AP after ERCP is a common complication and reported incidences vary from 5% to 15% in larger series. The majority of the cases are mild self-limiting conditions but up to 1% may develop a severe and potentially fatal pancreatitis. Although the pathophysiological mechanism remains to be elucidated several risk factors are identified: known sphincter Oddi dysfunction, sphincterotomy, injection of contrast more than one time and experience of the endoscopists[57].

METHODS

Published trials were identified on PubMed using the MeSH term “AP” in combination with the following MeSH terms: steroids, cortisone, hydrocortisone, corticosteroids, nitroglycerin (NGL), non-steroidal anti-inflammatory drugs (NSAID), celecoxib, COX-II, diclofenac, indomethacin, interleukin 10 (IL-10), tumor necrosis factor-alpha (TNF-α), infliximab, Remicade®, etanercept, adalimumab, Humira®, platelet activating-factor (PAF), lexipafant, antibiotics, somatostatin (SS), octreotide, Sandostatin®, probiotics, gabexate, nutrition. Only articles in English were included. Earlier published reviews were manually examined for other relevant studies.

SS/octreotide

SS is a peptide hormone mainly produced in the gastro-intestinal tract, where it has an inhibitory effect on gastric emptying, intestinal motility and intestinal blood flow. Furthermore, SS strongly inhibits the production of pancreatic enzymes, which has been the basis for using SS or its analogue octreotide as treatment for AP[8].

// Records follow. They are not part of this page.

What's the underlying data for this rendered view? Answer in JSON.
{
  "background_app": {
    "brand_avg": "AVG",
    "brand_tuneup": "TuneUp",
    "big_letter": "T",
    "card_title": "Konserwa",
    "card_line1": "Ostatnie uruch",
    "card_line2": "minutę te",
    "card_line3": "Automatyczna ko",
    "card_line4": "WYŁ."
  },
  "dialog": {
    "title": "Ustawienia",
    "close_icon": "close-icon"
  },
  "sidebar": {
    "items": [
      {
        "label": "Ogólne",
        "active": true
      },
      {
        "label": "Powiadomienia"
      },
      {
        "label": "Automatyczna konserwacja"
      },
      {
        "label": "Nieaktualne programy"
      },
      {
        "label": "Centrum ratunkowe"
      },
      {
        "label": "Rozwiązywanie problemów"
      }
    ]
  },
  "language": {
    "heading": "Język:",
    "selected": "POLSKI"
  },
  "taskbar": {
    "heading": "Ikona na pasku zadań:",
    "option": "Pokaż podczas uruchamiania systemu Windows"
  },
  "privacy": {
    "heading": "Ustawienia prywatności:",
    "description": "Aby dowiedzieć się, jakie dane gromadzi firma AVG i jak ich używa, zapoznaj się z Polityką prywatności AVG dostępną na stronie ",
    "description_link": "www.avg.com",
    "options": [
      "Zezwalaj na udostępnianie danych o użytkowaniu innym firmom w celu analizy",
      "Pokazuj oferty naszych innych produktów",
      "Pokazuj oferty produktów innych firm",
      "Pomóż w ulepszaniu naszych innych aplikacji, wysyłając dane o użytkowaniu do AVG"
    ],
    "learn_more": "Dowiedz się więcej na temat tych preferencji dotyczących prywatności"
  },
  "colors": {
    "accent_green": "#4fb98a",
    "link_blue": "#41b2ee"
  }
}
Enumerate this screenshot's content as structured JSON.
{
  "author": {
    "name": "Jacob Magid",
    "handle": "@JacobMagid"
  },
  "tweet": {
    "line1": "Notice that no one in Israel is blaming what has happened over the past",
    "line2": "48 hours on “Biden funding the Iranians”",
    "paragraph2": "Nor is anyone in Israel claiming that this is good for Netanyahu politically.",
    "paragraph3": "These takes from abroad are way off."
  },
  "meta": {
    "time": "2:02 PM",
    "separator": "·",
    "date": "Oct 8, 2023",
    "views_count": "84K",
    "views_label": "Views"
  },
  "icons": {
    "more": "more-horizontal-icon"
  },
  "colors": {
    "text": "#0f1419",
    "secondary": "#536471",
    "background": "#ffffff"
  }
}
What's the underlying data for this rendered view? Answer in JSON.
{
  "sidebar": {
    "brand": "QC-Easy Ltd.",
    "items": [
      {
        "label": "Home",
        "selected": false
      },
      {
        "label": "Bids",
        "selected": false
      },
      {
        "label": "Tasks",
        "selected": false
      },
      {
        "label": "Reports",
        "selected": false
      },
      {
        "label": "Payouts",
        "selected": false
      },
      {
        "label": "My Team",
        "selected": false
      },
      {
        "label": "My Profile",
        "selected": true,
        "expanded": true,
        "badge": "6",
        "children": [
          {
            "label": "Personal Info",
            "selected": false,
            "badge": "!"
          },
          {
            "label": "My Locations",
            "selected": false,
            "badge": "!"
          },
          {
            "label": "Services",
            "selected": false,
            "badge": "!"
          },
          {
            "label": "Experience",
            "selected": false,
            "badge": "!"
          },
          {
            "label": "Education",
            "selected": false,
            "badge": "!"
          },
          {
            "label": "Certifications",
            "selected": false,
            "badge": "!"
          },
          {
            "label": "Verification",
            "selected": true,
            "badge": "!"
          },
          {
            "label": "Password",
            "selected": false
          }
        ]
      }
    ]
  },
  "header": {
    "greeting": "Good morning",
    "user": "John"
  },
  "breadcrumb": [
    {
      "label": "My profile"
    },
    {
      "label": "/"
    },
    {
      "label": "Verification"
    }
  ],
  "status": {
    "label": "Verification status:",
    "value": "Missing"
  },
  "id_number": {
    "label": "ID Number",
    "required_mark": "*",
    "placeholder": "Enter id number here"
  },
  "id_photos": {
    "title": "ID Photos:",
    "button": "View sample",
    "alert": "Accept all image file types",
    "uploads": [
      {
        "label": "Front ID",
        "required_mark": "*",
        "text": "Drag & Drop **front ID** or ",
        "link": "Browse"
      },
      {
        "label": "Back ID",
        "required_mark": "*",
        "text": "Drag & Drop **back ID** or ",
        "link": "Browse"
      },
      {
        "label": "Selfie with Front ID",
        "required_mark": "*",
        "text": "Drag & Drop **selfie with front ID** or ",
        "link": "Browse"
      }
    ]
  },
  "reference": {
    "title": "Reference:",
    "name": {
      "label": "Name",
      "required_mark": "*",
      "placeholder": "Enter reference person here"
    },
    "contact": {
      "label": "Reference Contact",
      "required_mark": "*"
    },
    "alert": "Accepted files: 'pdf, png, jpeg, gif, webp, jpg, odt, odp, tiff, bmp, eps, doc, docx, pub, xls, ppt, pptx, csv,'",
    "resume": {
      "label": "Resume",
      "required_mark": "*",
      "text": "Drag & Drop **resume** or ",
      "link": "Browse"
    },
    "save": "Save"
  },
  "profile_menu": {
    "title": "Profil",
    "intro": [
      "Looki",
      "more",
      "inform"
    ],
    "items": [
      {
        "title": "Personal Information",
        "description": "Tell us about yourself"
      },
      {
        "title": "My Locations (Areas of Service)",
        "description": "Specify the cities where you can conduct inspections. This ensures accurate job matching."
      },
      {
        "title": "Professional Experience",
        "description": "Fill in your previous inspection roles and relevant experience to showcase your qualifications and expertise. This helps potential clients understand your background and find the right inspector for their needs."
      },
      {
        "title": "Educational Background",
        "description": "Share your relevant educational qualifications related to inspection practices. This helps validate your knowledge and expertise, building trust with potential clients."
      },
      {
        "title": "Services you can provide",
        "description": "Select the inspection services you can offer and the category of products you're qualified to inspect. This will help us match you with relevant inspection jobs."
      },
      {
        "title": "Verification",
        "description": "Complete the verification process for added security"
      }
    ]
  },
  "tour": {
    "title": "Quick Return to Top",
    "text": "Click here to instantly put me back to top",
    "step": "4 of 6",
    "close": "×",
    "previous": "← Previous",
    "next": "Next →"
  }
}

Both experimental and clinical trials have been conducted with SS and octreotide, but no effect on the course of the disease has hitherto been demonstrated. Most of the clinical trials comprised only few patients and often patients with interstitial pancreatitis were included although this condition is self-limiting and does not require specific therapy[9]. The largest and best conducted study is a German prospective multicenter study with 302 patients from 32 hospitals with moderate to severe AP randomized to either octreotide or placebo. This study revealed no significant differences between the treatment groups with respect to mortality, rate of complications, surgical interventions or length of hospital stay[10].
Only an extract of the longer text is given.